Here is an example reproducing your problem:
splits <- initial_time_split(
m4_monthly
, prop = 0.8
, cumulative = TRUE
)
recipe_base_bad <- recipe(value ~ ., data = training(splits))
recipe_base_ok <- recipe(value ~ ., data = training(splits)) %>%
step_rm(date) %>%
step_dummy(all_nominal_predictors(), one_hot = TRUE)
model_spec_boost <- boost_tree(
mode = "regression",
mtry = round(sqrt(ncol(training(splits)) - 1), 0),
trees = round(sqrt(nrow(training(splits)) - 1), 0),
min_n = round(sqrt(ncol(training(splits)) - 1), 0),
tree_depth = round(sqrt(ncol(training(splits)) - 1), 0),
learn_rate = 0.3,
loss_reduction = 0.01
) %>%
set_engine("xgboost")
wfsets <- workflow_set(
preproc = list(
base = recipe_base_ok
),
models = list(
model_spec_boost
),
cross = TRUE
)
wf_fits <- wfsets %>%
modeltime_fit_workflowset(
data = training(splits)
, control = control_fit_workflowset(
allow_par = FALSE
, verbose = TRUE
)
)
Hope it helps
@AlbertoAlmuinha I expect that 4 of the models will fail as they contain a date feature and some have other non-numeric features, but the recipe that I am using in the second example recipe_num_only works on its on the modeltime workflow but not inside of the modeltime_fit_workflowsets which is confusing to me, working on it's own but not in the workflowsets does not make sense, the error itself is also to me confusing, to me it says it literally cannot find my splits object.

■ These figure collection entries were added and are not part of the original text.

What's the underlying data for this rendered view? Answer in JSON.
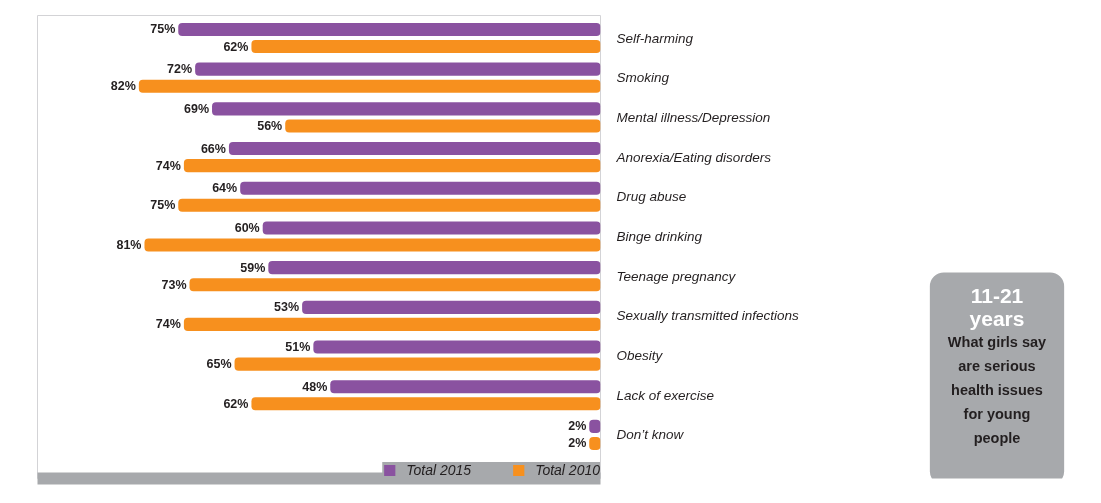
{
  "chart_data": {
    "type": "bar",
    "orientation": "horizontal",
    "title": "11-21 years",
    "subtitle": "What girls say are serious health issues for young people",
    "categories": [
      "Self-harming",
      "Smoking",
      "Mental illness/Depression",
      "Anorexia/Eating disorders",
      "Drug abuse",
      "Binge drinking",
      "Teenage pregnancy",
      "Sexually transmitted infections",
      "Obesity",
      "Lack of exercise",
      "Don’t know"
    ],
    "series": [
      {
        "name": "Total 2015",
        "color": "#8a52a0",
        "values": [
          75,
          72,
          69,
          66,
          64,
          60,
          59,
          53,
          51,
          48,
          2
        ],
        "value_labels": [
          "75%",
          "72%",
          "69%",
          "66%",
          "64%",
          "60%",
          "59%",
          "53%",
          "51%",
          "48%",
          "2%"
        ]
      },
      {
        "name": "Total 2010",
        "color": "#f7901e",
        "values": [
          62,
          82,
          56,
          74,
          75,
          81,
          73,
          74,
          65,
          62,
          2
        ],
        "value_labels": [
          "62%",
          "82%",
          "56%",
          "74%",
          "75%",
          "81%",
          "73%",
          "74%",
          "65%",
          "62%",
          "2%"
        ]
      }
    ],
    "xlim": [
      100,
      0
    ],
    "tick_labels": "y",
    "legend": "bottom right"
  }
}
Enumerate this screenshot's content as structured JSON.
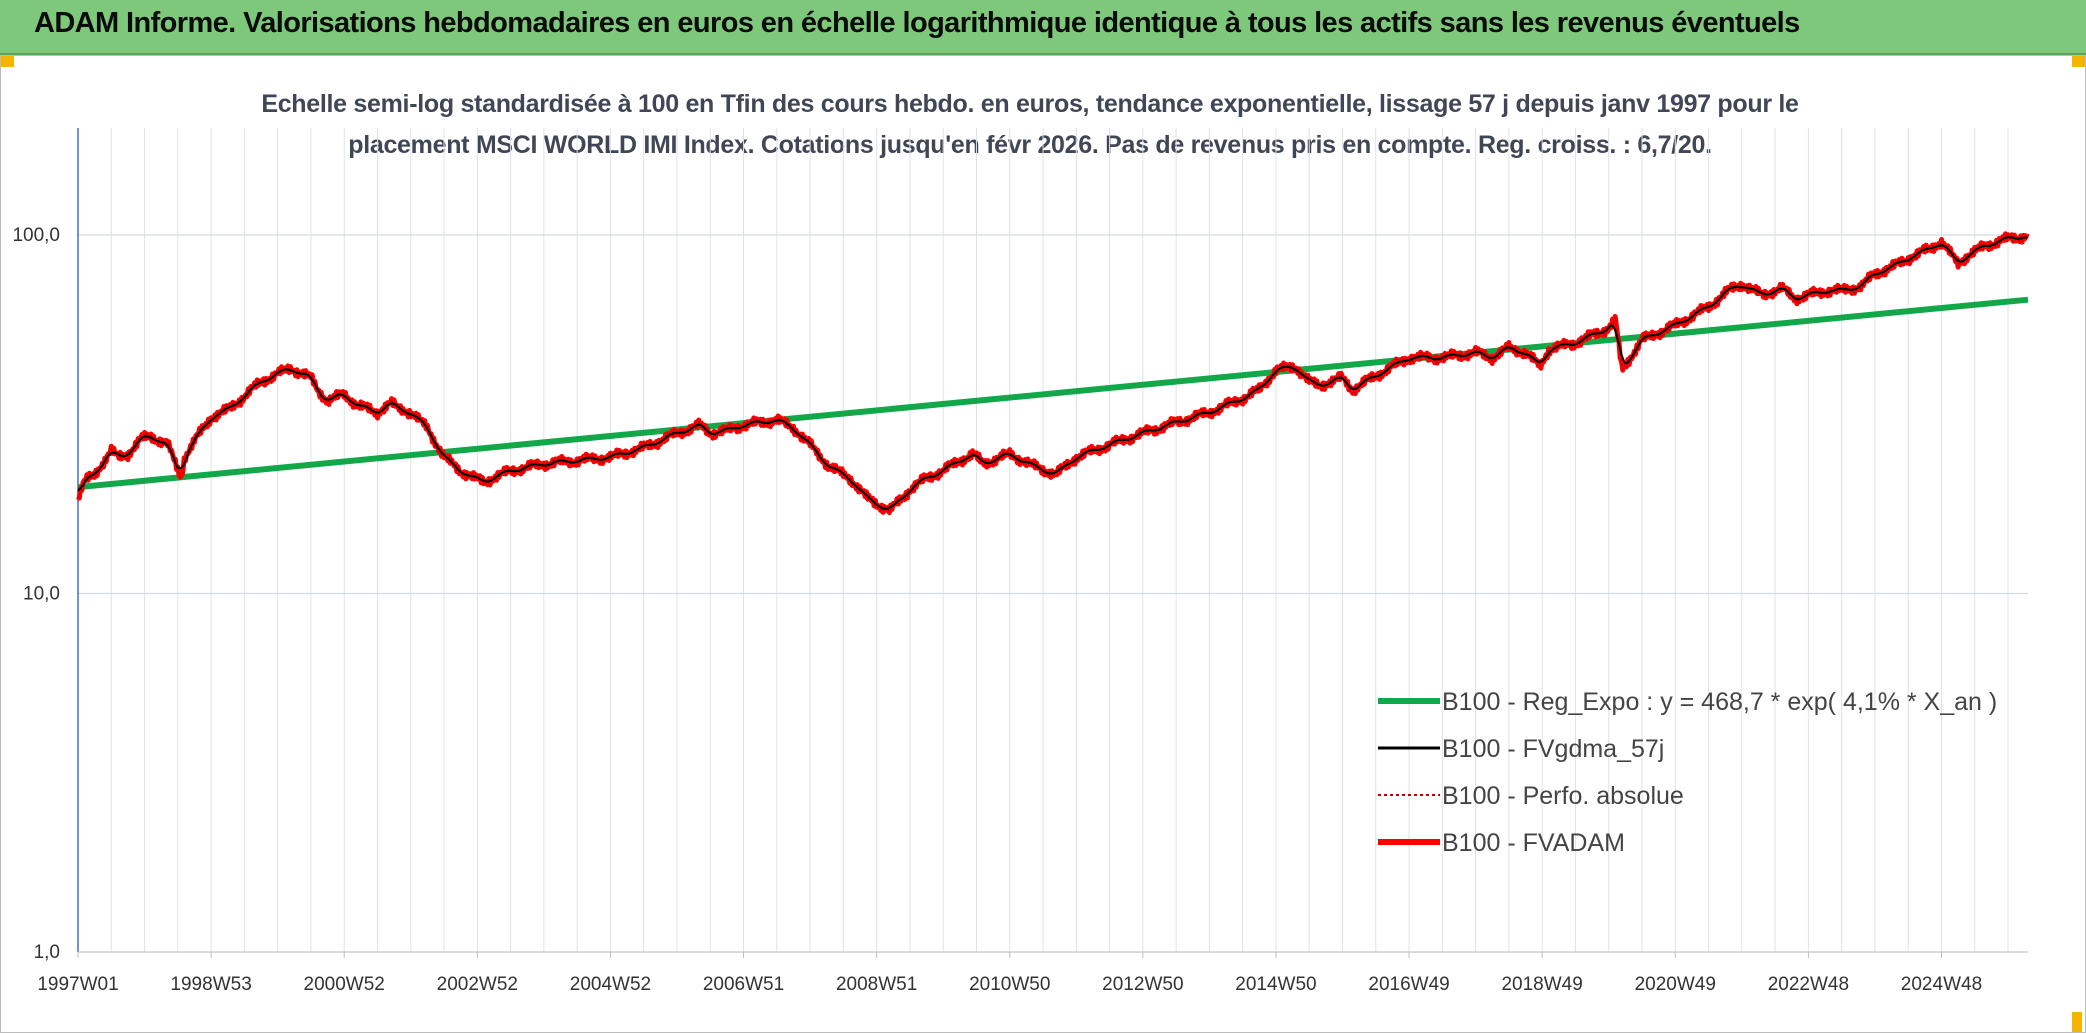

@spsanderson It's difficult to say without a reprex to play a bit with the data. Yeah, the error description is not the best one, but that part is difficult to control...
With which recipe did you create the attached excel? Don't fit with any of the recipes in the first message
recipe_num_only
I don't get that result with recipe_num_only. The first message recipe is:
recipe_num_only <- recipe_pca %>%
step_rm(-value, -all_numeric_predictors())
In the last step you are keeping a "value" column...you don't have any value column in the attached information....so I'm missing something here
@spsanderson @mdancho84
Definitely we need to take a look at this because something is going on. Apparently it should work (and in fact, if you launch it in sequential it works correctly) but the parallel functionality for some reason is not working correctly I think. We need to check this.
For the moment, you can use allow_par = FALSE to make it work
@AlbertoAlmuinha thanks I will try it right now and let you know
That did it.
@spsanderson ok, I found the problem...Right now you can't define the model based on other variables (splits in this case):
model_spec_boost <- boost_tree(
mode = "regression",
mtry = round(sqrt(ncol(training(splits)) - 1), 0),
trees = round(sqrt(nrow(training(splits)) - 1), 0),
min_n = round(sqrt(ncol(training(splits)) - 1), 0),
tree_depth = round(sqrt(ncol(training(splits)) - 1), 0),
learn_rate = 0.3,
loss_reduction = 0.01
) %>%
set_engine("xgboost")
What happens is that these variables are not sent to the nodes where the computation is performed and therefore when the calculation is going to be performed it fails because it does not find them. If you change the variables by a number you will see that everything works correctly:
model_spec_boost <- boost_tree(
mode = "regression",
mtry = 1,
trees = 8,
min_n = 1,
tree_depth = 1,
learn_rate = 0.3,
loss_reduction = 0.01
) %>%
set_engine("xgboost")
Maybe we can find a solution to improve this situation,
Regards
Ahhhhhhhh ok, I don't think a solution to this is necessary, I think it would be better if those settings were made outside of the spec process.
What do you think about this @mdancho84 ?? We could include an "export" argument to modeltime_fit_workflowsets() which would be a object (or a named list if multiples objects are required) and export to the nodes this "export" object. The implementation would be quite easy.
Or do you prefer to leave things as they are?
It's a unique case but we can add an exports arg inside of the control objects. That might help.